New data released by global ICT services and solutions provider, Dimension Data, today reveals that 45% of the network estates of the nearly 300 organisations the Group assessed during 2011 will be totally obsolete within five years. This figure is an increase of 38% on last year. In addition, of the devices that are now in the obsolescence cycle, the percentage that are end-of-sale (EoS) increased exponentially from 4.2% in calendar year 2010 to 70% in calendar year 2011.
According to Dimension Data’s 2012 Network Barometer Report released today, a key factor for this massive leap in early stage obsolescence is that equipment providers are moving more products to end-of-sale to allow for newer technology. At the same time, the percentage of devices sitting at the higher risk end-of-contract-renewal (EoCR) and end-of-engineering (EoE) stages has dropped dramatically from 86.2% to 20.8%.
The Report covers aggregate data compiled from 294 Technology Lifecycle Management (TLM) Assessments¹ conducted by the Group in 2011 on organisations of all sizes and in all industry sectors.
Raoul Tecala, Dimension Data’s Business Development Director for Network Integration says, “In the last two years, there’s been a significant shift from product-oriented development to architectural-
oriented development, in order to ensure support for the larger macro-technology trends such as virtualisation, video and enterprise mobility. A good example is Cisco’s Borderless Networks product portfolio: in the past few years, every major routing and switching product family has undergone a refresh,” he explains.
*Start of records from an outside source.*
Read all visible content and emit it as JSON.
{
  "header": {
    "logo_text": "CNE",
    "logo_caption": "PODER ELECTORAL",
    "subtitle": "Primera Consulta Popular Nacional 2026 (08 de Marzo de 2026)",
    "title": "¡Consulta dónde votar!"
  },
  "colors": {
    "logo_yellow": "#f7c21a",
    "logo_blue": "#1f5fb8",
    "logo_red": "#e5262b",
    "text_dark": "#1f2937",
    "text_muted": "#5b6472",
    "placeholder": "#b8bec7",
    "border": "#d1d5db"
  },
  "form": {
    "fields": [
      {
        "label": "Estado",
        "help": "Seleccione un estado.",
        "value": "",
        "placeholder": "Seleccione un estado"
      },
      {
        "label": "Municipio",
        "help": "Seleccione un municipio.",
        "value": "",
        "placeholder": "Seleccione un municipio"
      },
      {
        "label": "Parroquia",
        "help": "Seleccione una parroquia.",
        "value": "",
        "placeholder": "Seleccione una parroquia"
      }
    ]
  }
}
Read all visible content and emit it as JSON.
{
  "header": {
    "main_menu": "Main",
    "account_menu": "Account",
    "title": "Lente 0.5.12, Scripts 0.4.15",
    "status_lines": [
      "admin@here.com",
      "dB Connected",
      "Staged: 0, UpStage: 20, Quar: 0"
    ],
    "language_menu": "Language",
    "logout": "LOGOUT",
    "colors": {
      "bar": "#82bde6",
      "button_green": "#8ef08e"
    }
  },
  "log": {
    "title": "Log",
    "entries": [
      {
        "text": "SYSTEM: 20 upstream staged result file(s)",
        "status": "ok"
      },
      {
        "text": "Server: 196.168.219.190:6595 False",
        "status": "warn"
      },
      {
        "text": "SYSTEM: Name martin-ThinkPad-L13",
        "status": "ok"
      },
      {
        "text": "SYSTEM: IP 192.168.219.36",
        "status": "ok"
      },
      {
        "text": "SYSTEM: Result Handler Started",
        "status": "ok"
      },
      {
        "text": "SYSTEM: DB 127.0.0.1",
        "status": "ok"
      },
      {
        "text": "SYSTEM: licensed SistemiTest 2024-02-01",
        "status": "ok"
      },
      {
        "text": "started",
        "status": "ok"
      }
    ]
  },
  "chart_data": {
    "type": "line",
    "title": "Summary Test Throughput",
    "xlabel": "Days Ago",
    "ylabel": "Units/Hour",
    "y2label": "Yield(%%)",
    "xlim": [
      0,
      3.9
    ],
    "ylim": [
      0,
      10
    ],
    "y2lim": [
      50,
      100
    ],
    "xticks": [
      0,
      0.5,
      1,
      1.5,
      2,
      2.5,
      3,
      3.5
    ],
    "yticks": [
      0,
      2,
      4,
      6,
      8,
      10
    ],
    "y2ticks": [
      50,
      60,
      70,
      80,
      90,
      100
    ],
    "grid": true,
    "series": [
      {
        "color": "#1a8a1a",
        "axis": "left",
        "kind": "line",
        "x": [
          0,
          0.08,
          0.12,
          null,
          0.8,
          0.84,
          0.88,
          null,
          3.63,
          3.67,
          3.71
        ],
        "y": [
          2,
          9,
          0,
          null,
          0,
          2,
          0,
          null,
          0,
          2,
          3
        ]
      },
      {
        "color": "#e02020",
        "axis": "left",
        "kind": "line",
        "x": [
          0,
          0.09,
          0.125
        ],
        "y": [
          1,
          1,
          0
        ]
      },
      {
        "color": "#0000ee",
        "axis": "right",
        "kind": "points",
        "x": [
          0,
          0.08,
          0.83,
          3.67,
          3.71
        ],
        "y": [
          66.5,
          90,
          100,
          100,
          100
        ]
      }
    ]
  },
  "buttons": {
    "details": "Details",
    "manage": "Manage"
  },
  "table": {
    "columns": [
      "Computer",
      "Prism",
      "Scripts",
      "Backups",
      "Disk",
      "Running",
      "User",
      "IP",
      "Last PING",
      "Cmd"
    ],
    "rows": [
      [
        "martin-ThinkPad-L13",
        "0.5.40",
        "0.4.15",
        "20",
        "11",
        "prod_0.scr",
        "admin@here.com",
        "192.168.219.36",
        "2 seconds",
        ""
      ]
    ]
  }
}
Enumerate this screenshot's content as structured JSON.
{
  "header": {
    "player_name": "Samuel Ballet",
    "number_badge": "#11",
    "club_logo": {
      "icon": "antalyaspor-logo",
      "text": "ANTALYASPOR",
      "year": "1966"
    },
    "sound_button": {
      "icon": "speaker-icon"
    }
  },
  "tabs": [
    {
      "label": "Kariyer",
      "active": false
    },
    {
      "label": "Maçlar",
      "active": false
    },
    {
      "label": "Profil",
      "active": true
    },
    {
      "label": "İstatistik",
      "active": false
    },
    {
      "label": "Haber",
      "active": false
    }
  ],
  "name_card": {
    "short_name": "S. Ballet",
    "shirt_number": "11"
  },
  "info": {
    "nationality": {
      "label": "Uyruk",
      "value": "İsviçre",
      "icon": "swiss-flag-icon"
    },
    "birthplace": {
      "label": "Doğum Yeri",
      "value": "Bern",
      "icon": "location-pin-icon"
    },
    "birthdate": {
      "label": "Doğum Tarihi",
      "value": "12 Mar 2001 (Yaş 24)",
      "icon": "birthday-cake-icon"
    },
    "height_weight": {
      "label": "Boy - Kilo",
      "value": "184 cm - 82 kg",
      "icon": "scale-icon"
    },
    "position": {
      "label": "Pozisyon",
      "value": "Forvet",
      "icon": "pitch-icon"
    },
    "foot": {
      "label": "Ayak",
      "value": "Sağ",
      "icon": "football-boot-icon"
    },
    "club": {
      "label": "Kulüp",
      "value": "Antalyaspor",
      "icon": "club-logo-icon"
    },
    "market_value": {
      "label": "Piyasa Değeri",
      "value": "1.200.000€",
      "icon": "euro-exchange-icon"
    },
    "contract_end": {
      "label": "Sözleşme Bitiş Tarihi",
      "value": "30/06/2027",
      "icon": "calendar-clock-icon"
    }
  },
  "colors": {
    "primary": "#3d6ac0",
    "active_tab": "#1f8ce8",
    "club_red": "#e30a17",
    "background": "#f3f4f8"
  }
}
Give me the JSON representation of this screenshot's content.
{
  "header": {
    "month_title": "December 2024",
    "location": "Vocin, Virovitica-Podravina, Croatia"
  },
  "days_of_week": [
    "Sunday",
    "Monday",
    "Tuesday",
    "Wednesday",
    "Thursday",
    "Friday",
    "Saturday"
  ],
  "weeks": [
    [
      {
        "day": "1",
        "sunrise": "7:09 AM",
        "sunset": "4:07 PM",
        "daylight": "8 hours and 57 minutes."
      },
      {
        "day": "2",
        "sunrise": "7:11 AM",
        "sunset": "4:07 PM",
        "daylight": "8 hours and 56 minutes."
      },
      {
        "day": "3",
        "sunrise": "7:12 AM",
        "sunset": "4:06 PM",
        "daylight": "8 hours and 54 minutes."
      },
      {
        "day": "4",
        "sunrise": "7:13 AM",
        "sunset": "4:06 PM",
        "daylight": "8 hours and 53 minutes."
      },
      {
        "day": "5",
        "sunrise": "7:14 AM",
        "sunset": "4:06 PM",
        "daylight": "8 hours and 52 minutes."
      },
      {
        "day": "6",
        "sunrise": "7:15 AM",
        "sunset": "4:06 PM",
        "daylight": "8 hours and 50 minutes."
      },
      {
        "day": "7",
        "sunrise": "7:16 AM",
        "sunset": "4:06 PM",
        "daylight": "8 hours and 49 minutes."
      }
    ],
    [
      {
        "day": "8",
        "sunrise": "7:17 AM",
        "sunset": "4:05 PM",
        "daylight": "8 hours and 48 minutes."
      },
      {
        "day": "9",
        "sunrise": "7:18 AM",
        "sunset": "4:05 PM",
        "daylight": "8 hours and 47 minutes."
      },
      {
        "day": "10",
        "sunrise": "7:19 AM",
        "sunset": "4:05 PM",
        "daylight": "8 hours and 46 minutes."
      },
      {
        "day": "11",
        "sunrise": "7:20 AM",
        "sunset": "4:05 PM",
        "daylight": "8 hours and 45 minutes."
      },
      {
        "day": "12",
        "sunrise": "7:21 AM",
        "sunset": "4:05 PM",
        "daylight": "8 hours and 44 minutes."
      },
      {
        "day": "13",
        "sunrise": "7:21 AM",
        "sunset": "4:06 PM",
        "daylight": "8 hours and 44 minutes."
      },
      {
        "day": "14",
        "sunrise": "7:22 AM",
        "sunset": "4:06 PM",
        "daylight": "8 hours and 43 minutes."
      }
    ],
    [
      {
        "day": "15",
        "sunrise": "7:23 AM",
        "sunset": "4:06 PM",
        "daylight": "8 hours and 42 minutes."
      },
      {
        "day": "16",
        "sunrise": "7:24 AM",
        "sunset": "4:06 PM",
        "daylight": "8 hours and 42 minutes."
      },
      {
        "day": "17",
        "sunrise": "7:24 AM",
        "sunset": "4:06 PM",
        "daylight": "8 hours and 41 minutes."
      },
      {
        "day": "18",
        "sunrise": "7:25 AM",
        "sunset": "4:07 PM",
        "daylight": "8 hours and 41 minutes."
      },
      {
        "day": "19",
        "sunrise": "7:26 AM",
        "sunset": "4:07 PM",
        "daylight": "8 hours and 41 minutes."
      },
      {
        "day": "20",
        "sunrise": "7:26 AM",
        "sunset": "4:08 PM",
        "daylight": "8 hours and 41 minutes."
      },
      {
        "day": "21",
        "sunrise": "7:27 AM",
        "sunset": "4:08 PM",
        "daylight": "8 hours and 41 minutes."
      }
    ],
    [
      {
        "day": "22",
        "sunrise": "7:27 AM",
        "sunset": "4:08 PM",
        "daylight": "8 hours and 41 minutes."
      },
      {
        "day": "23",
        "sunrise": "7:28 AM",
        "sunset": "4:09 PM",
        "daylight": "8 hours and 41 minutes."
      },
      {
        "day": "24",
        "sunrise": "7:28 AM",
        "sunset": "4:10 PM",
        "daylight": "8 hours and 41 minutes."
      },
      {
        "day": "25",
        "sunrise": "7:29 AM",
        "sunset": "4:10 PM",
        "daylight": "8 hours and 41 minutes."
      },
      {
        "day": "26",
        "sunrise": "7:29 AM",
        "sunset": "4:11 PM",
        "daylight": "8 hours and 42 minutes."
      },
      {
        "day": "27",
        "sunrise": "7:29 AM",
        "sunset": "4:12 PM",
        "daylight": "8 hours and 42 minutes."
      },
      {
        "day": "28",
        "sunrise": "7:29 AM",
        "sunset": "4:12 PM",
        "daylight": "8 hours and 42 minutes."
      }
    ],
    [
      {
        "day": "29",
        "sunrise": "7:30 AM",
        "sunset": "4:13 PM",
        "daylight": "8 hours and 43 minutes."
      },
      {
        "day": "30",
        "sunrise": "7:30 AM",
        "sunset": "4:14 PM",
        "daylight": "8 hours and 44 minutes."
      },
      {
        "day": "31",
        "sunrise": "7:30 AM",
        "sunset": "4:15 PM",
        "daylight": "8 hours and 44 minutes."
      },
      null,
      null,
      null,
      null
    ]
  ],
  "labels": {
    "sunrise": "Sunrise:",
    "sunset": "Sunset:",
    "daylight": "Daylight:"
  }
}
At the other end of the spectrum, the drop in devices at EoE and EoCR indicates that IT managers have embarked on implementing an intensive refresh cycle at the lifecycle milestones² that represent real operational risk. Interestingly, at 9.2%, the percentage of devices that were last-day-of-support (LDoS) has moved only 0.2% from 9.0% 2010.
“The fact that the LDoS percentage has flatlined in the context of such movement in other milestones suggests there could be an obsolescence benchmark. We think that organisations may be choosing to not refresh these devices because they’ve assessed that they are not carrying mission critical traffic, and therefore there’s minimum risk in letting them die off.
“All these changes point to clients having a higher level of visibility over their network estate and an improved understanding of where to sweat assets in relation to their risk profile, and this is exactly what we wanted to see,” Tecala points out.
But even with the data pointing to enhanced client visibility, the market is moving faster, which means organisations must revisit their refresh plans and budgeting if they want to keep up.
“The pace of technology innovation means that the usable life of the capital asset is smaller than ever before. Historically, clients planned and budgeted around a seven-year depreciation of their network. This data demonstrates that almost half of clients’ network estates will be LDoS within five years.
“What’s more, devices in earlier stages of obsolescence that still look to have usable life may be unable to support strategic technology investments such as mobility or video. Clients holding out for calendar-driven refreshes over upgrades motivated by business agility risk lagging behind their more future-focused competitors,” said Tecala.